Лестница заканчивалась дверью, обитой листами железа. Местами она была покрыта вмятинами и царапинами. Чайке отчаянно захотелось уйти, но она снова сделала шаг вперед и постучала. Кто-то посмотрел в узкую горизонтальную прорезь в верху двери, а после щелкнул ключ и лязгнула задвижка. И не одна.
Табачник совсем не любезно пихнул Жизель в спину, так что ей пришлось поторопиться войти.
В помещении за дверью окна были занавешены плотной тканью и горело множество масляных ламп, отчего казалось, что давно наступила ночь. Комната была просторной, но Чайка прекрасно представляла, какое пространство может скрываться за задней стеной, и ей вовсе не хотелось знать, что там. Так, для собственной безопасности.
Стены комнаты подпирали бесчисленные коробки, стальные ящики, клетки из ивовых прутьев и холщовые мешки с синими печатями александрийского флота. Чего еще ждать от городка на Берегу Контрабандистов?
Приметив двух громил у стены, Жизель убрала пальцы с ножа – бессмысленно. В центре стоял стол, и чрезвычайно толстый бербер средних лет с курчавой бородой заполнял за ним страницы гроссбуха красными чернилами, мурлыча под нос игривую мелодию. На каждом пальце обеих рук у него было по золотому перстню. Наконец он поднял взгляд на девушку и цокнул языком. Чайка поняла это как знак приблизиться.
– Я хочу поменять деньги, – медленно произнесла она, тщательно выговаривая иберийские слова. Каждое из них звучало как ругательство.
Бербер снова цокнул и махнул рукой.
– Я менять деньги.
Прекрасно, он сам еле говорит! Девушка достала из-за пазухи купюру, сложенную квадратиком, и развернула ее. Скупщик зацокал быстро, как белка.
– Я менять деньги, – согласился бербер. – Я менять сто гульден на тысяча песо.
– Песо вперед.
– Нет, девочка, – усмехнулся он и погрозил ей пальцем, точно ребенку, – гульден вперед. Должен проверять.
Похоже, это неизбежно. Чайка передала скупщику сотню и задержала дыхание, сама не своя от накатившей тревоги. Она была уверена в подлинности купюры, так что же ее так напугало?

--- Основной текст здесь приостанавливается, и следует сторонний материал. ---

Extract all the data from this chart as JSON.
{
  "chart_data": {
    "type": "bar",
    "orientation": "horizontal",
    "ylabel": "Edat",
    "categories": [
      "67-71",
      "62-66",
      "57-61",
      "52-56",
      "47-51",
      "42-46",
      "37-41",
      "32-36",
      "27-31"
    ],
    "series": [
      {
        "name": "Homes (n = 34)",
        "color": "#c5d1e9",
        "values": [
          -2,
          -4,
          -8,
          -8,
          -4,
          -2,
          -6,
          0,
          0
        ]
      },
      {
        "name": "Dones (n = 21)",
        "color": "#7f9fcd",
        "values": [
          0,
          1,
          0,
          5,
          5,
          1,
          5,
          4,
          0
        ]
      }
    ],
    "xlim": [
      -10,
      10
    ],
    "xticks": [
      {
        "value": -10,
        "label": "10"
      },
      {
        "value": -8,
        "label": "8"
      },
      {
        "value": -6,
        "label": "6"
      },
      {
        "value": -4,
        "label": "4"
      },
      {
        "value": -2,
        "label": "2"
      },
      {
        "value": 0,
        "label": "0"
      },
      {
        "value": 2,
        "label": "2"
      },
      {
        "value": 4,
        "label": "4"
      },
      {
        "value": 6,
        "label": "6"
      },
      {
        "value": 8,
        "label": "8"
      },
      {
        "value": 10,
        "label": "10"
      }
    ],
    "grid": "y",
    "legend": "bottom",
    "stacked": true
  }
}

Девушка с отчаянной скоростью перебирала варианты, пока бербер разглядывал ее деньги на просвет. И когда он в конце концов положил купюру на стол перед собой, она нашла ответ.
На скупщике был перстень Якоба Краузе – горностай с крохотным рубиновым глазом. Она бы узнала его из тысячи.
Уходить. Но как? Будет подозрительно, если она просто передумает. Прорываться с боем? Но она не героиня бульварного чтива с дымовой шашкой за подвязкой и ловкостью циркачки. Нужно быстро заполучить треклятые песо и делать ноги.
Тем временем бербер отсчитывал деньги, выкладывая тусклые монетки по десять песо столбиками. Он делал это изнуряюще медленно. Жизель до боли закусила губу, уговаривая себя не паниковать. Шесть столбиков, семь…
Скупщик остановился и поднял на Чайку глаза-маслины.
– Твои песо, девочка.
– Мы договаривались на тысячу. Здесь семь сотен, – возразила Жизель, уже зная – бесполезно.
– Три части из десяти в храм отдай, – наставительно заметил бербер, пододвигая к ней монеты и пряча гульдены. – Здесь твой храм.
Охранники глухо рассмеялись, толкая друг друга локтями.
Чайка проглотила возмущение, как до этого – голодную слюну, и быстро смела монеты в кошелек. Лучше так, чем… в общем, могло быть гораздо хуже.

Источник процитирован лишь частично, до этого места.